Members that do not want to return to the gym can go online and buy virtual personal training, participate in group training, or download the 24GO Personalized Fitness App to access 1,500 workouts. People can also use the app for touch-free club check in. “We can monitor their access to and from the club so that we’re always within our club occupancy caps,” Carter says.
Technology plays a role at the wellness company Life Time, where members are encouraged but not required to download the CO Exposure Notifications app. Life Time updated its HVAC systems, and people get their temperature checked by standing a foot away from a screen. “Sometimes people don’t want to use it because they think we’re taking a picture,” says Duane Wishmeyer, general manager of Life Time Cherry Creek. “They are few far between.
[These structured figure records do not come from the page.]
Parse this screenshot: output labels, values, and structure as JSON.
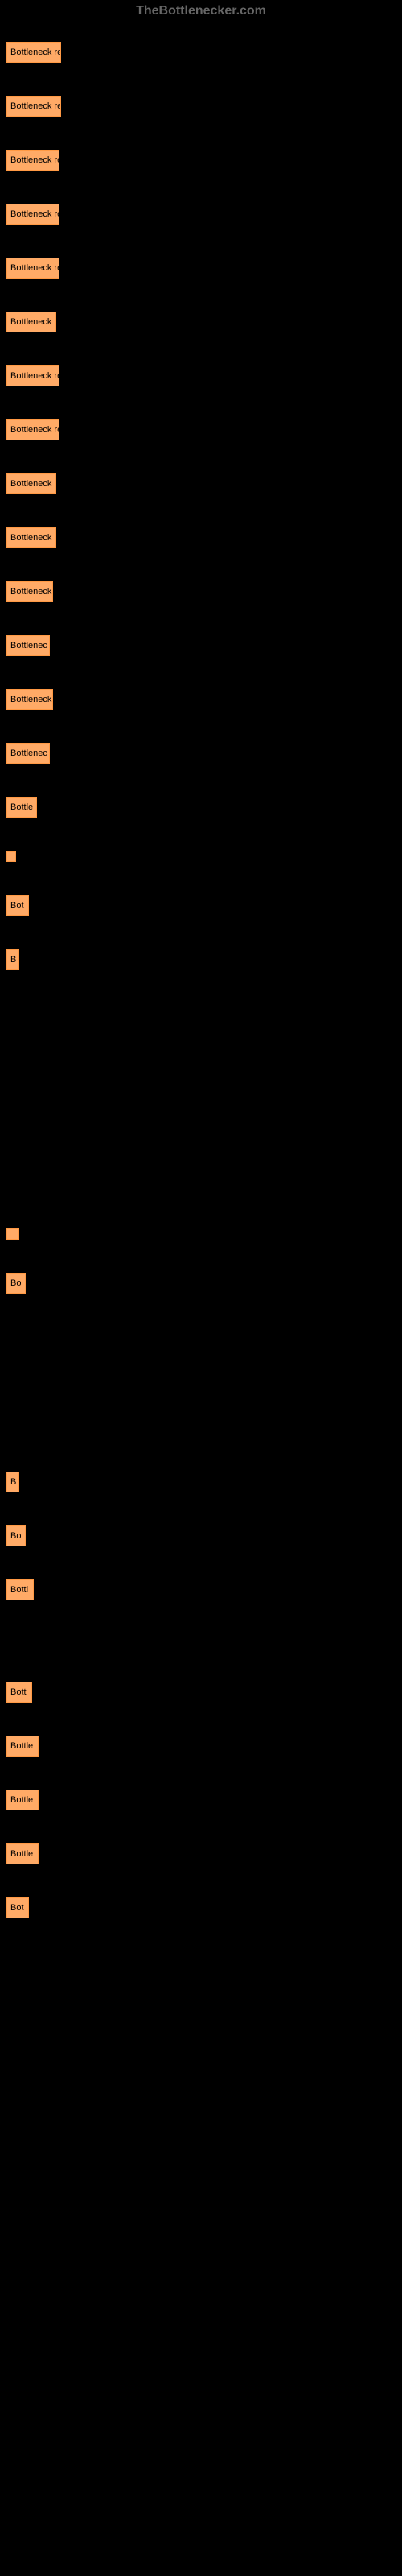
{
  "header": {
    "siteName": "TheBottlenecker.com"
  },
  "links": [
    {
      "label": "Bottleneck res",
      "width": 58
    },
    {
      "label": "Bottleneck res",
      "width": 58
    },
    {
      "label": "Bottleneck re",
      "width": 56
    },
    {
      "label": "Bottleneck re",
      "width": 56
    },
    {
      "label": "Bottleneck re",
      "width": 56
    },
    {
      "label": "Bottleneck r",
      "width": 52
    },
    {
      "label": "Bottleneck re",
      "width": 56
    },
    {
      "label": "Bottleneck re",
      "width": 56
    },
    {
      "label": "Bottleneck r",
      "width": 52
    },
    {
      "label": "Bottleneck r",
      "width": 52
    },
    {
      "label": "Bottleneck",
      "width": 48
    },
    {
      "label": "Bottlenec",
      "width": 44
    },
    {
      "label": "Bottleneck",
      "width": 48
    },
    {
      "label": "Bottlenec",
      "width": 44
    },
    {
      "label": "Bottle",
      "width": 28
    },
    {
      "label": "",
      "width": 2
    },
    {
      "label": "Bot",
      "width": 18
    },
    {
      "label": "B",
      "width": 6
    },
    {
      "label": "",
      "width": 6
    },
    {
      "label": "Bo",
      "width": 14
    },
    {
      "label": "B",
      "width": 6
    },
    {
      "label": "Bo",
      "width": 14
    },
    {
      "label": "Bottl",
      "width": 24
    },
    {
      "label": "Bott",
      "width": 22
    },
    {
      "label": "Bottle",
      "width": 30
    },
    {
      "label": "Bottle",
      "width": 30
    },
    {
      "label": "Bottle",
      "width": 30
    },
    {
      "label": "Bot",
      "width": 18
    }
  ],
  "spacings": [
    12,
    20,
    20,
    20,
    20,
    20,
    20,
    20,
    20,
    20,
    20,
    20,
    20,
    20,
    20,
    20,
    20,
    20,
    300,
    20,
    200,
    20,
    20,
    80,
    20,
    20,
    20,
    20,
    20,
    20
  ],
  "style": {
    "linkBgColor": "#ffaa66",
    "linkBorderColor": "#ff9944",
    "linkTextColor": "#000000",
    "bodyBgColor": "#000000",
    "headerTextColor": "#666666"
  }
}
We also have handheld devices.”
One thing that has not caused problems is the mask mandate, as most people wear them as instructed. “Our members know that we’re trying to stay open for them,” Wishmeyer says. “We’re trying give them a safe space, and to build their immunity system.” Life Time even sells performance masks and comfort masks.
High Ride Cycle, with locations in Edgewater and Northglenn, adjusted its business model and operations due to limited capacity and social distancing regulations. “We used to have 38 bikes with about eight classes per day. Now we’re at 10% of capacity with 15 classes per day in order to allow more members the opportunity to ride,” co-owner Megan Hanson says. “We’ve also added an online option with our partner, Stryde, to allow riders to ride at home if they are not comfortable coming into the studio.” The business installed HEPA filters to remove aerosols and an exhaust system to replace air in the room, and increased its retail offerings to boost revenue.
While some customers froze their memberships when the mask mandates began, most people learned to accept the mask. “A lot of our riders and instructors were very nervous and anxious to ride and teach in a mask, but it is not as bad as we expected, and it is an added level of protection to keep everyone safe,” Hanson says. “It is an added challenge for sure that tests your limits, but we can overcome any challenge if we set our minds to it.”